Learn to use your personal resources. You need to calibrate your energy to last the months it may take for your infant to recover. Make sure you get in touch with your employer’s human resources representative. When it was time to leave the NICU, the major university where I was employed told me that maternity leave is supposed to be taken to recover your body, and that waiting three months to ask for my maternity leave disqualified me from taking any. I had a great supervisor who worked with me, but make sure you educate yourself about your workplace’s maternity-leave policies.
You’ll also want to take friends to NICU. I initially wanted to keep everything clamped down and under control, but a few folks made their way past my fear and the hospital hand-washing station. We were far from our families and entwined with mostly childless academics, and the few friends who asked to come to the NICU struck me as odd at the time. Now, they stand out as the bravest and strongest of the lot. Having them visit helped make the experience less isolating. My mom and stepmom came and cooked and cleaned and held the baby, and my auntie came and hired a cleaning team to go through right before our son came home from NICU. It was glorious.

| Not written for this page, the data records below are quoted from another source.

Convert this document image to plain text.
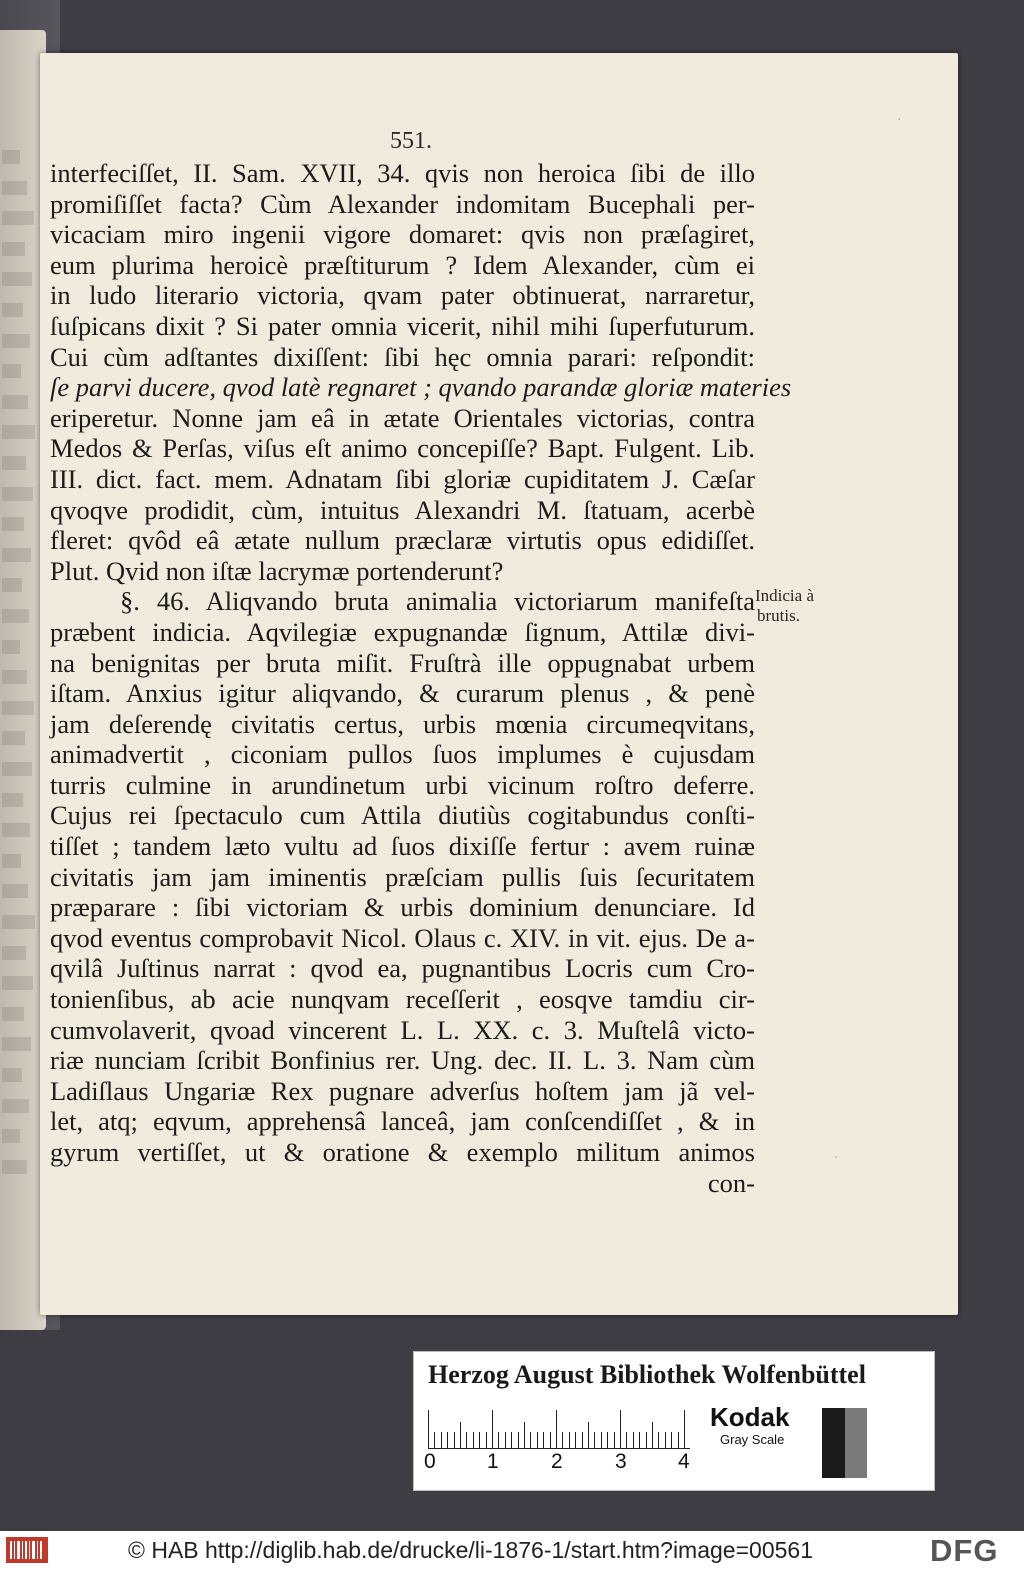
551.
interfeciſſet, II. Sam. XVII, 34. qvis non heroica ſibi de illo
promiſiſſet facta? Cùm Alexander indomitam Bucephali per-
vicaciam miro ingenii vigore domaret: qvis non præſagiret,
eum plurima heroicè præſtiturum ? Idem Alexander, cùm ei
in ludo literario victoria, qvam pater obtinuerat, narraretur,
ſuſpicans dixit ? Si pater omnia vicerit, nihil mihi ſuperfuturum.
Cui cùm adſtantes dixiſſent: ſibi hęc omnia parari: reſpondit:
ſe parvi ducere, qvod latè regnaret ; qvando parandæ gloriæ materies
eriperetur. Nonne jam eâ in ætate Orientales victorias, contra
Medos & Perſas, viſus eſt animo concepiſſe? Bapt. Fulgent. Lib.
III. dict. fact. mem. Adnatam ſibi gloriæ cupiditatem J. Cæſar
qvoqve prodidit, cùm, intuitus Alexandri M. ſtatuam, acerbè
fleret: qvôd eâ ætate nullum præclaræ virtutis opus edidiſſet.
Plut. Qvid non iſtæ lacrymæ portenderunt?
§. 46. Aliqvando bruta animalia victoriarum manifeſta
præbent indicia. Aqvilegiæ expugnandæ ſignum, Attilæ divi-
na benignitas per bruta miſit. Fruſtrà ille oppugnabat urbem
iſtam. Anxius igitur aliqvando, & curarum plenus , & penè
jam deſerendę civitatis certus, urbis mœnia circumeqvitans,
animadvertit , ciconiam pullos ſuos implumes è cujusdam
turris culmine in arundinetum urbi vicinum roſtro deferre.
Cujus rei ſpectaculo cum Attila diutiùs cogitabundus conſti-
tiſſet ; tandem læto vultu ad ſuos dixiſſe fertur : avem ruinæ
civitatis jam jam iminentis præſciam pullis ſuis ſecuritatem
præparare : ſibi victoriam & urbis dominium denunciare. Id
qvod eventus comprobavit Nicol. Olaus c. XIV. in vit. ejus. De a-
qvilâ Juſtinus narrat : qvod ea, pugnantibus Locris cum Cro-
tonienſibus, ab acie nunqvam receſſerit , eosqve tamdiu cir-
cumvolaverit, qvoad vincerent L. L. XX. c. 3. Muſtelâ victo-
riæ nunciam ſcribit Bonfinius rer. Ung. dec. II. L. 3. Nam cùm
Ladiſlaus Ungariæ Rex pugnare adverſus hoſtem jam jã vel-
let, atq; eqvum, apprehensâ lanceâ, jam conſcendiſſet , & in
gyrum vertiſſet, ut & oratione & exemplo militum animos
con-
Indicia à
brutis.
·
·
Herzog August Bibliothek Wolfenbüttel
0 1 2 3 4
Kodak
Gray Scale
© HAB http://diglib.hab.de/drucke/li-1876-1/start.htm?image=00561	DFG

In that same vein, take your friends up on their offers. When someone says, “If there’s anything I can do, let me know,” have a list ready. Crazy? No! They will be grateful for the direction. Here’s a list to get you started:
- host a sleepover for your other child
- mow the lawn
- drop off milk, bread, and eggs at home
- water the plants
- care for pets
- attend a meeting in your place and take notes
- bake cookies for the nurses
- take your car in for its oil change
His dad and I went like clockwork to the NICU: he went in the morning, and I went at night. We were lucky because we were in the same city; if you live remotely, ask a friend to:
- drive you
- find out about the Ronald McDonald house or other local housing (March of Dimes may also be a resource for housing)
- make dinner for you
- go hold the baby (contact the NICU to get them permission to get in)

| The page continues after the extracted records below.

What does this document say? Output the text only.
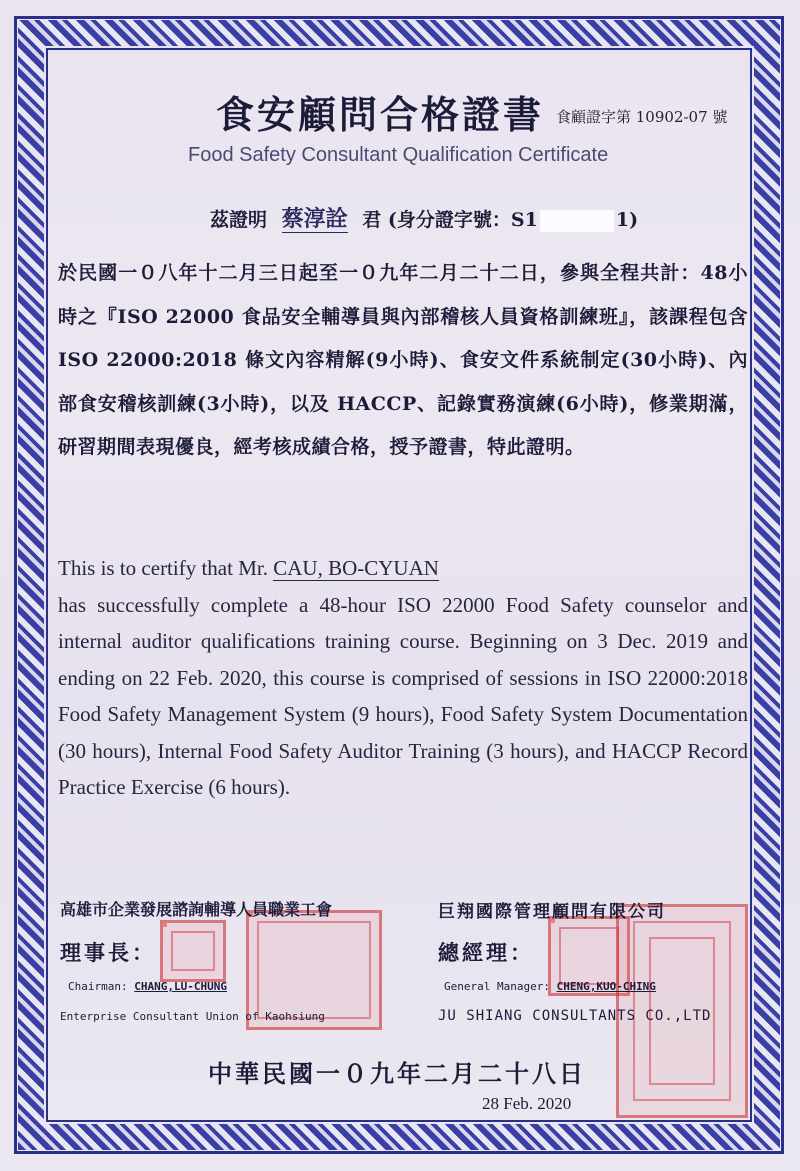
食安顧問合格證書 食顧證字第 10902-07 號
Food Safety Consultant Qualification Certificate
茲證明 蔡淳詮 君 (身分證字號：S1	1)
於民國一０八年十二月三日起至一０九年二月二十二日，參與全程共計：48小時之『ISO 22000 食品安全輔導員與內部稽核人員資格訓練班』，該課程包含 ISO 22000:2018 條文內容精解(9小時)、食安文件系統制定(30小時)、內部食安稽核訓練(3小時)，以及 HACCP、記錄實務演練(6小時)，修業期滿，研習期間表現優良，經考核成績合格，授予證書，特此證明。
This is to certify that Mr. CAU, BO-CYUAN
has successfully complete a 48-hour ISO 22000 Food Safety counselor and internal auditor qualifications training course. Beginning on 3 Dec. 2019 and ending on 22 Feb. 2020, this course is comprised of sessions in ISO 22000:2018 Food Safety Management System (9 hours), Food Safety System Documentation (30 hours), Internal Food Safety Auditor Training (3 hours), and HACCP Record Practice Exercise (6 hours).
高雄市企業發展諮詢輔導人員職業工會	巨翔國際管理顧問有限公司
理事長：	總經理：
Chairman: CHANG,LU-CHUNG	General Manager: CHENG,KUO-CHING
Enterprise Consultant Union of Kaohsiung	JU SHIANG CONSULTANTS CO.,LTD
中華民國一０九年二月二十八日
28 Feb. 2020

- schedule a speakerphone call to keep you company on your late-night rides home
When it was time to leave the hospital, I did not want to! I was terrified of our healthcare team fading into thin air, leaving me alone with my child. I’d learned the rhythms of the institution and made friends with the nurses and other families. It was scary to let go. But you will have a network of follow-up folks who continue to coach your family along.
We came home with oxygen tanks, heart monitors, and a pulse oximeter, so we had a visiting nurse. Still, I called our pediatrician’s office daily, six days a week, for two weeks. We were also quickly brought into the fold of the early intervention team, a special force of optimists that included a physical therapist, an occupational therapist, a speech pathologist, and a developmental specialist who came to our home on a weekly basis. We returned to the hospital developmental specialist every three months to check on progress. It can be an emotionally grueling process, and it’s important to have your team accompany you.
You also want to pick your pediatrician early. I thought I was really on top of things when I “interviewed” a popular pediatric practice to begin comparison shopping. I didn’t have time for any other interviews! But that practice did rounds in the NICU, which turned out to be important to my son’s treatment. The doctor saw the results of that final brain scan, understood the seriousness of retinopathy when we didn’t, alerted us to the mildness of his asthma, and continues to coach me on letting the kid just be a kid. This doctor continues to have a strong personal investment in our care.
We are grateful to our village. Because of the support we received, our son is kind and curious. He’ll be headed to middle school, and he’s still unstoppable.